Prolegómenos
Oscar
Martínez es un joven escritor salvadoreño que cuenta y no para de los horrores
que la violencia desata en su país. En la revista literaria, de aire muy
liberal, “Letras Libres”, el pasado mes de Mayo narraba tres ejemplos sobre ese
horror, basados en la diáspora hacia los USA de sus conciudadanos.
Cada
ejemplo más terrible que el anterior pero los tres engarzando un escenario que
más parece un infierno que otra cosa. Acabé de leerlo y no sé por qué me
pareció que presa de un pudor que lo había espantado, o algo así, Oscar
Martínez me había escamoteado algo. Y no se trataba de sed de horror si no de
sed de conocimientos. Notaba algo entre líneas que se había guardado, incapaz
ya de contar más desgracias.
Así que
leí el artículo una y otra vez, buscando el trozo escamoteado por él pero que
sin ninguna duda estaba tras de alguno de los detalles que nos contaba. Hasta
que lo descubrí.
Estaba
en el tercer ejemplo, que exponía, de cómo la vida se puede convertir en algo
de difícil catalogación si nos atenemos a unos anaqueles en los que lo lógico y
lo natural deberían ser los criterios.
En este
ejemplo nos habla de un policía cuarentón aficionado a la fotografía que se
dedica a retratar delincuentes, primero sin delito de sangre, cuando a penas
son unos pipiolos, y segundo, cuando ya
sobre su conciencia hay una o más muertes. Compara las dos fotos y ve como en
la mirada de estos jóvenes ejecutores algo ha cambiado. Horas y horas se pasa
mirando estas fotos, intentando concretar qué es lo que ha cambiado, intentando
concretarlo en palabras para poder explicarlo. Algo impreciso, de contenido tan
simple que horroriza más por su causa. Tiene cientos y en todos esa diferencia.

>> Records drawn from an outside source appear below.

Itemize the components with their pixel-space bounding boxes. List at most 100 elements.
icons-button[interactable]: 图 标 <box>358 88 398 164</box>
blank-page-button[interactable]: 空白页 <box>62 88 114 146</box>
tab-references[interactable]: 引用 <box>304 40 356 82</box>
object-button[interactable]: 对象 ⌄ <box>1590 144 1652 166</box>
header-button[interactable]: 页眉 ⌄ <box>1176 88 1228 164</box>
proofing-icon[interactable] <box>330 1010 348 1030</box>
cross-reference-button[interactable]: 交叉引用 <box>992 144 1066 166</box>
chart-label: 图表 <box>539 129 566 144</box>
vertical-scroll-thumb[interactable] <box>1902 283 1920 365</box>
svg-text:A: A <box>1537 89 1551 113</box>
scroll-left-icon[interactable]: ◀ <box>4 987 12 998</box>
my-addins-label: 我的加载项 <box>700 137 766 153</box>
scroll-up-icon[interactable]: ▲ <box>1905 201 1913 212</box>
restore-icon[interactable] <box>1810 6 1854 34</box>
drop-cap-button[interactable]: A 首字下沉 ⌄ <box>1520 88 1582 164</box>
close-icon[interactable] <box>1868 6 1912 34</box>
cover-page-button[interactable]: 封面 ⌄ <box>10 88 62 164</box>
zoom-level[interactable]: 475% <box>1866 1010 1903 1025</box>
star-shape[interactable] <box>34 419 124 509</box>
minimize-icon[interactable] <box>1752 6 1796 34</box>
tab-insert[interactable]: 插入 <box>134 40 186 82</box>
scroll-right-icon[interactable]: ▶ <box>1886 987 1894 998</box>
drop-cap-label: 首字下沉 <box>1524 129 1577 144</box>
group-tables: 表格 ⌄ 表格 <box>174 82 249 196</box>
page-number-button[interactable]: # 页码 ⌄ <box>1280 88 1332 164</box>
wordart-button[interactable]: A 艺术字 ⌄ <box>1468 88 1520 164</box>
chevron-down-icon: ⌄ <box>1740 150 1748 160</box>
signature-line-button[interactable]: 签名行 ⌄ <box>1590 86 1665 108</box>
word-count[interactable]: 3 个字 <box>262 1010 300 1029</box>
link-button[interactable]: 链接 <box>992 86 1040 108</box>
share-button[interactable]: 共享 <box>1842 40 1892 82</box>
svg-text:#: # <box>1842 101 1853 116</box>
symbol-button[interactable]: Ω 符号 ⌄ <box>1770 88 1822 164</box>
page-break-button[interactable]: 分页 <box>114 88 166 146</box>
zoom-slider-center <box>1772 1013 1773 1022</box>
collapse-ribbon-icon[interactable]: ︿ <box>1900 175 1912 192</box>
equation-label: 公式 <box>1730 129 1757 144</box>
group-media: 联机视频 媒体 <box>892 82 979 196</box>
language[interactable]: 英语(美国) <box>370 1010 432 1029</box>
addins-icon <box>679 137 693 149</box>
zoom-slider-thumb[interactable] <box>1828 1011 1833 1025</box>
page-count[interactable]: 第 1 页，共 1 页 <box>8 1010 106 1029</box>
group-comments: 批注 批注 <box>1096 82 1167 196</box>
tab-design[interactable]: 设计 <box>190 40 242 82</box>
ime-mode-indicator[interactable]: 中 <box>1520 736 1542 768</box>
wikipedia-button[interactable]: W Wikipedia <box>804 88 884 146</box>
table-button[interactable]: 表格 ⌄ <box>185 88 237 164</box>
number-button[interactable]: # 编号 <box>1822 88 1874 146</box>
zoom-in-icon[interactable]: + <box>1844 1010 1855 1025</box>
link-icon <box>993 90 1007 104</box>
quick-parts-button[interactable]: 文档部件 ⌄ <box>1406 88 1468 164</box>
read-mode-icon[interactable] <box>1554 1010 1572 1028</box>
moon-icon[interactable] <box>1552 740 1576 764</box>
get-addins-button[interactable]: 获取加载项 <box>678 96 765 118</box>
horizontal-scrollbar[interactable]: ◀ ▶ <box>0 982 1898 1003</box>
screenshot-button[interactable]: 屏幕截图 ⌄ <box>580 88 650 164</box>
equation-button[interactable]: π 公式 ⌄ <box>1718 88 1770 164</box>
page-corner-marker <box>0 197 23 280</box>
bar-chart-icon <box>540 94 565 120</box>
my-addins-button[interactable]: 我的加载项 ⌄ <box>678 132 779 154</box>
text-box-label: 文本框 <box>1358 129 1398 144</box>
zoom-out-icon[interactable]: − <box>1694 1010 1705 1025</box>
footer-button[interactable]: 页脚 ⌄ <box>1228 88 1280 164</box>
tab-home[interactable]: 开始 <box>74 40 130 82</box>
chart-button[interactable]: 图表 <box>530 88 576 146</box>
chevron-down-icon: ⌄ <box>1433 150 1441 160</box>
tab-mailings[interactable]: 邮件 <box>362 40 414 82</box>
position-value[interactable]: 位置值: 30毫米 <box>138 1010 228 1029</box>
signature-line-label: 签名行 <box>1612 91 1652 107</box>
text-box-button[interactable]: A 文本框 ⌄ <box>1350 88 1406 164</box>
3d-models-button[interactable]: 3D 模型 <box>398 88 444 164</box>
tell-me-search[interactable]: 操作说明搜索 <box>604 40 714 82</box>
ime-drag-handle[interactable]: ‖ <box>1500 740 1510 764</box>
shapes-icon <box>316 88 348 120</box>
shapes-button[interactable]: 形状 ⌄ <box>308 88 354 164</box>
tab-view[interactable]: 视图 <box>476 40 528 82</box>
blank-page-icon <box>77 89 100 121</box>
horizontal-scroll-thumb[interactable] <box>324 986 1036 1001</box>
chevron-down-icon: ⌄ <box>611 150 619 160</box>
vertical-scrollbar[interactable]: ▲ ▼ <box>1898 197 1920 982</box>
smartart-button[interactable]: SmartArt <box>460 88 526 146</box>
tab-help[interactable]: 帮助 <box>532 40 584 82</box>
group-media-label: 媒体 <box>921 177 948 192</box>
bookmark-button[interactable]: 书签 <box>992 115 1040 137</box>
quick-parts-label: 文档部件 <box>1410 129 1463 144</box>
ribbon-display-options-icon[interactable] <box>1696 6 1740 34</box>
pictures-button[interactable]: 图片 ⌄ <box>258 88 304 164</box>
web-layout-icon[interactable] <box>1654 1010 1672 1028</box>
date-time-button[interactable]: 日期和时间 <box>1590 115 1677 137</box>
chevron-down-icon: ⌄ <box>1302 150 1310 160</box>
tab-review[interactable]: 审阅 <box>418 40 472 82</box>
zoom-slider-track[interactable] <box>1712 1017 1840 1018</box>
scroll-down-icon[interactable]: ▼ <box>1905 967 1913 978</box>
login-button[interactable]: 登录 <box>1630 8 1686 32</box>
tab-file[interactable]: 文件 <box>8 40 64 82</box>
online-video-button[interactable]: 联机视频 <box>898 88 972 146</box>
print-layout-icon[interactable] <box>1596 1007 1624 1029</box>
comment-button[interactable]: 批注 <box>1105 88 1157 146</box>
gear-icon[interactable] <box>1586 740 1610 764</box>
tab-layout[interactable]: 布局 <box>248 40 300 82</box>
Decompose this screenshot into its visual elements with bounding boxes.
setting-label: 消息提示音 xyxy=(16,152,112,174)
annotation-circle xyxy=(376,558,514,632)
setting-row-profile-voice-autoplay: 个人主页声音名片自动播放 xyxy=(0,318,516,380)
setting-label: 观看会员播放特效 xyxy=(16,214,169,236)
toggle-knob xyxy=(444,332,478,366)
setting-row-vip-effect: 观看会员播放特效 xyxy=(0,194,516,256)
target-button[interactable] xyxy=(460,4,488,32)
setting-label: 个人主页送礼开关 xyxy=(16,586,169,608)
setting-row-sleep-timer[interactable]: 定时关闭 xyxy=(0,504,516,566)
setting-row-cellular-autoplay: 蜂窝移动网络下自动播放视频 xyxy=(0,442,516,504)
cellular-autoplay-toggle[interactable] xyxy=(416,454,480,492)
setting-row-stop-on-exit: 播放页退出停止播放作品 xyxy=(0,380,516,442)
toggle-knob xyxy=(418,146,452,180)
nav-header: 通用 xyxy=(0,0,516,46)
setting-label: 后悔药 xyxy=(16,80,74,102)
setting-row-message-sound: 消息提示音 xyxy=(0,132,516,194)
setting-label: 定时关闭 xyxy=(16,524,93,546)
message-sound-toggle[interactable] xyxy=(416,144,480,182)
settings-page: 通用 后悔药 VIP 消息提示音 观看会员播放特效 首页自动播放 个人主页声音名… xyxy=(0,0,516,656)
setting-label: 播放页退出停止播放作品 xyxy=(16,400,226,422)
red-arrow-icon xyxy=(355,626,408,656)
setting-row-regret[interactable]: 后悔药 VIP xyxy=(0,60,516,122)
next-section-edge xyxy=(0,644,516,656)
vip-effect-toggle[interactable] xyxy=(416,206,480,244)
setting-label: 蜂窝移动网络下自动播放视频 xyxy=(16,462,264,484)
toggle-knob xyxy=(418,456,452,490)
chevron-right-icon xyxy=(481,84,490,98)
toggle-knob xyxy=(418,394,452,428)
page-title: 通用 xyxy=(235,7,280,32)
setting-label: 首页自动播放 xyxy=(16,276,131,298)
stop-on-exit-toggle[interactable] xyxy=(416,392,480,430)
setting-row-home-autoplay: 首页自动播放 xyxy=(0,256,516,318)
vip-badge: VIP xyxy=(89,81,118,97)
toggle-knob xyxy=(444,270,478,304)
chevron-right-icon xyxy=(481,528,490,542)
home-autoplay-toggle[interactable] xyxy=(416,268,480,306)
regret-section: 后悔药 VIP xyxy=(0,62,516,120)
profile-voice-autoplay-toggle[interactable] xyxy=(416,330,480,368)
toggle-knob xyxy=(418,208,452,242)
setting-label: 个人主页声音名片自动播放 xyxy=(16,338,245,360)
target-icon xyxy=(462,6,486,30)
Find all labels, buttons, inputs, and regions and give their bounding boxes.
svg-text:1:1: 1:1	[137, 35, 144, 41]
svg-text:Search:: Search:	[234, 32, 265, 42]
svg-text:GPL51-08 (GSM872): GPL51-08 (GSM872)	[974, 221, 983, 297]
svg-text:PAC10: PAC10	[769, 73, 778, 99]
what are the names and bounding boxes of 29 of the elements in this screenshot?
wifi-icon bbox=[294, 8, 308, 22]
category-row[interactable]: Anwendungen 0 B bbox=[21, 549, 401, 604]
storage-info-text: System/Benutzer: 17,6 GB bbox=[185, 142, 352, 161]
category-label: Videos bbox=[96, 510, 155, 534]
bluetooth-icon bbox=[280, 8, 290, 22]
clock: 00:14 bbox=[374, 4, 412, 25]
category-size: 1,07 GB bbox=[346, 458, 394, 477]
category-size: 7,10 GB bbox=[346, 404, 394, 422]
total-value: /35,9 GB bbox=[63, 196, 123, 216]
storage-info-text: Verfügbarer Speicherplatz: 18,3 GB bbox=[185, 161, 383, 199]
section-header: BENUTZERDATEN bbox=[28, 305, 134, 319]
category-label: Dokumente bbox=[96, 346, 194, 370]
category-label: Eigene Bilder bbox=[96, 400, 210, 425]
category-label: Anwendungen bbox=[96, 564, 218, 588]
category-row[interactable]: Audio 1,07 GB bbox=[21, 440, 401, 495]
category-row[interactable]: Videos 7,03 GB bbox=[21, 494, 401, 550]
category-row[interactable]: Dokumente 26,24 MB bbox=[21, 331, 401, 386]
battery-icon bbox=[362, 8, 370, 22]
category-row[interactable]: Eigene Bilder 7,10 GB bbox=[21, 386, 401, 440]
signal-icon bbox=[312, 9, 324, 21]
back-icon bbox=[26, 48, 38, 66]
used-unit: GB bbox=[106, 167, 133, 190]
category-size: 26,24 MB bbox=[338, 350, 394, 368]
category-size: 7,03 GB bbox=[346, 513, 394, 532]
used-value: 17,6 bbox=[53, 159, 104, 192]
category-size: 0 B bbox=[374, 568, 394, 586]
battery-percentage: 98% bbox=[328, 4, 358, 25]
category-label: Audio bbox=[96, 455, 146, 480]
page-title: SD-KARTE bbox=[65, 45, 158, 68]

La presencia de la muerte, el poder de matar, el rostro de la víctima, no se
sabe, deja un poso, en la mirada del ejecutor, estremecedor.
Y ahí
se queda Oscar Martínez. ¿Extraño, no? ¿Ya está?
Claro
que no. Al fin y al cabo matar y morir, como todo, puede llegar a convertirse
en una costumbre. Algo difícil de
aceptar pero ha sucedido y seguirá sucediendo. Y esto fue lo que descubrí, que casi
todo el mundo pensará que me he inventado y puede que sea cierto pero puede que
no. Algo peor que el hecho de que la presencia de la muerte te transforme,
mucho peor. Lo cuento.
Lo peor
“Una
mañana me llamó el fotógrafo aficionado a mirar cómo cambiaban los ojos de los
jóvenes, algunos niños, una vez que habían matado.
-Vengase,
que tengo algo que mostrarle.
Parecía
alterado. Algo sorprendente en un hombre que había pasado por la contemplación
de cientos de asesinos, algunos multiasesinos, y por otros tantos o más de
asesinados, algunos multiasesinados.
Tenía
sobre la mesa dos fotos. De tamaño más grande de lo habitual. Era el rostro de
uno de sus detenidos al que como acostumbraba, había fotografiado en su día,
detenido por robo, amenazas, violación o cualquier otro hecho criminal no
sangriento, y más tarde, quizás recientemente al volver a ser detenido, esta
vez por delito de sangre, había vuelto a fotografiar.
Se
notaba diferencia entre una y otra foto. Debían tener una separación de entre
uno y tres años. Era un adolescente de mirada concentrada, con el cabello corto
en la segunda y un tanto abandonado en la primera. Sucio en ambas.
-Aquí-
señalo el policía y puso el dedo sobre una de las fotos- no había matado a
nadie.
-Aquí-
y señaló la otra foto- ya ha matado a un rival de treinta años- no especificó
en qué eran rivales- a su esposa, a su cuñada y a su hijo de seis meses. Y a
una profesora de su hermana que la suspendió en Historia en el liceo.
Supuse
que quería que mirase los ojos del delincuente en ambas instantáneas, buscando
ese cambio en la mirada, intentando ver donde estaba ese matiz añadido o
perdido para siempre. Pero no fui capaz de ver nada.
Lo miré
interrogante.
-Ya
pasó- me dijo y tuve la sensación de que su voz temblaba”.